1/2 cup (2 1/2 ounces) all-purpose flour
1/2 cup (2 1/2 ounces) whole spelt (or whole wheat pastry) flour
1 cup (3 3/4 ounces) old-fashioned rolled oats
1 cup unsweetened shredded coconut
1/2 cup plus 2 tablespoons (4 3/4 ounces) sugar
1/2 teaspoon sea salt
4 ounces (8 tablespoons/1 stick) unsalted butter, in 6 pieces
2 tablespoons Lyle’s golden syrup
1 teaspoon baking soda
2 tablespoons boiling water
a few pinches of flaky salt, such as maldon
Position a rack in the upper third of your oven and preheat to 350º. Line 2 baking sheets with parchment paper.
In a large bowl, whisk together the flours, oats, coconut, sugar and salt.
Melt the butter and golden syrup together in a small saucepan, stirring occasionally.
Place the baking soda in a small bowl and stir in the boiling water. Stir the baking soda mixture into the butter mixture, then stir the butter mixture into the flour mixture to combine. You will have a fairly firm dough.
Scoop the dough into walnut-sized balls (about 1 inch in diameter; I use a #40 spring-loaded ice cream scoop with the purple handle) and place them 3-4 inches apart on the baking sheet – you will only be able to fit 8 on each sheet. Use your palm to flatten the cookies to 2″ discs. Sprinkle a tiny pinch of flaky salt over each cookie before baking.

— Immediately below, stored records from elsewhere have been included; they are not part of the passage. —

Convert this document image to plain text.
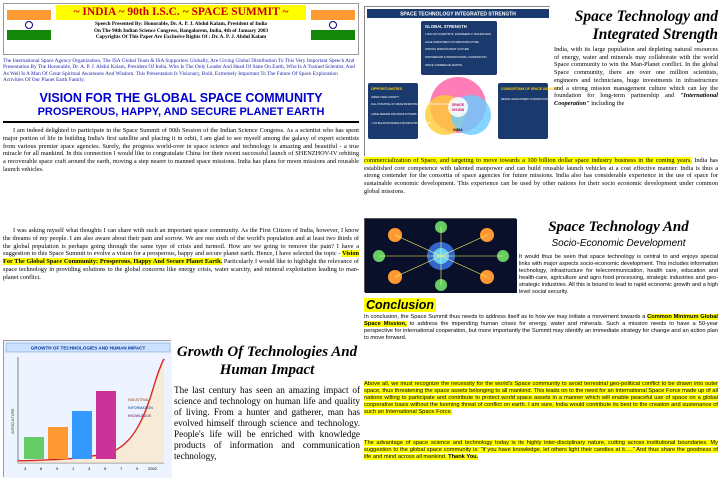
~ INDIA ~ 90th I.S.C. ~ SPACE SUMMIT ~
Speech Presented By: Honorable, Dr. A. P. J. Abdul Kalam, President of India
On The 90th Indian Science Congress, Bangalorem, India, 4th of January 2003
Copyrights Of This Paper Are Exclusive Rights Of : Dr. A. P. J. Abdul Kalam
The International Space Agency Organization, The ISA Global Team & ISA Supporters Globally, Are Giving Global Distribution To This Very Important Speech And Presentation By The Honorable, Dr. A. P. J. Abdul Kalam, President Of India, Who Is The Only Leader And Head Of State On Earth, Who Is A Trained Scientist, And As Well Is A Man Of Great Spiritual Awareness And Wisdom. This Presentation Is Visionary, Bold, Extremely Important To The Future Of Space Exploration Activities Of Our Planet Earth Family.
VISION FOR THE GLOBAL SPACE COMMUNITY
PROSPEROUS, HAPPY, AND SECURE PLANET EARTH
I am indeed delighted to participate in the Space Summit of 90th Session of the Indian Science Congress. As a scientist who has spent major portion of life in building India's first satellite and placing it in orbit, I am glad to see myself among the galaxy of expert scientists from various premier space agencies. Surely, the progress world-over in space science and technology is amazing and beautiful - a true miracle for all mankind. In this connection I would like to congratulate China for their recent successful launch of SHENZHOV-IV orbiting a recoverable space craft around the earth, moving a step nearer to manned space missions. India has plans for moon missions and reusable launch vehicles.
I was asking myself what thoughts I can share with such an important space community. As the First Citizen of India, however, I know the dreams of my people. I am also aware about their pain and sorrow. We are one sixth of the world's population and at least two thirds of the global population is perhaps going through the same type of crisis and turmoil. How are we going to remove the pain? I have a suggestion to this Space Summit to evolve a vision for a prosperous, happy and secure planet earth. Hence, I have selected the topic - Vision For The Global Space Community: Prosperous, Happy And Secure Planet Earth. Particularly I would like to highlight the relevance of space technology in providing solutions to the global concerns like energy crisis, water scarcity, and mineral exploitation leading to man-planet conflict.
GROWTH OF TECHNOLOGIES AND HUMAN IMPACT
AGRICULTURE
INDUSTRIAL
INFORMATION
KNOWLEDGE
3	6	9	1	3	5	7	9 2002
Growth Of Technologies And Human Impact
The last century has seen an amazing impact of science and technology on human life and quality of living. From a hunter and gatherer, man has evolved himself through science and technology. People's life will be enriched with knowledge products of information and communication technology,
SPACE TECHNOLOGY INTEGRATED STRENGTH
GLOBAL STRENGTH
1 MILLION SCIENTISTS, ENGINEERS & TECHNICIANS
HUGE INVESTMENT ON INFRASTRUCTURE
STRONG MISSION MGMT CULTURE
PARTNERSHIP & INTERNATIONAL COOPERATION
SPACE COMMERCIALIZATION
SPACE
VISION
INDIA
OPPORTUNITIES
UNDER USED CAPACITY
FULL POTENTIAL OF SPACE INFRASTRUCTURE TO BE EXPLOITED
LARGE DEMAND FOR SPACE SYSTEMS
> 100 BILLION BUSINESS FOR INDUSTRY PER YEAR
CONSORTIUM OF SPACE INDUSTRY
DESIGN, DEVELOPMENT & PRODUCTION OF HIGH PERFORMANCE, COST EFFECTIVE SPACE SYSTEMS
Space Technology and Integrated Strength
India, with its large population and depleting natural resources of energy, water and minerals may collaborate with the world Space community to win the Man-Planet conflict. In the global Space community, there are over one million scientists, engineers and technicians, huge investments in infrastructure and a strong mission management culture which can lay the foundation for long-term partnership and "International Cooperation" including the
commercialization of Space, and targeting to move towards a 100 billion dollar space industry business in the coming years. India has established core competence with talented manpower and can build reusable launch vehicles at a cost effective manner. India is thus a strong contender for the consortia of space agencies for future missions. India also has considerable experience in the use of space for sustainable economic development. This experience can be used by other nations for their socio economic development under common global missions.
Space Technology And
Socio-Economic Development
It would thus be seen that space technology is central to and enjoys special links with major aspects socio-economic development. This includes information technology, infrastructure for telecommunication, health care, education and health-care, agriculture and agro food processing, strategic industries and geo-strategic industries. All this is bound to lead to rapid economic growth and a high level social security.
Conclusion
In conclusion, the Space Summit thus needs to address itself as to how we may initiate a movement towards a Common Minimum Global Space Mission, to address the impending human crises for energy, water and minerals. Such a mission needs to have a 50-year perspective for international cooperation, but more importantly the Summit may identify an immediate strategy for change and an action plan to move forward.
Above all, we must recognize the necessity for the world's Space community to avoid terrestrial geo-political conflict to be drawn into outer space, thus threatening the space assets belonging to all mankind. This leads on to the need for an International Space Force made up of all nations willing to participate and contribute to protect world space assets in a manner which will enable peaceful use of space on a global cooperative basis without the looming threat of conflict on earth. I am sure, India would contribute its best to the creation and sustenance of such an International Space Force.
The advantage of space science and technology today is its highly inter-disciplinary nature, cutting across institutional boundaries. My suggestion to the global space community is: "if you have knowledge, let others light their candles at it....." And thus share the goodness of life and mind across all mankind. Thank You.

Bake the cookies until they turn an orangey-golden-brown all over, 12-15 minutes, rotating once during the baking time. Use a thin, metal spatula to remove the cookies to racks to cool. The cookies will be firm-soft when warm, but should crisp up when cool. (I like them best crunchy and caramelized.)
Repeat with the remaining dough and cookies.
ANZACs keep well for up to several weeks, stored in an airtight container at room temperature.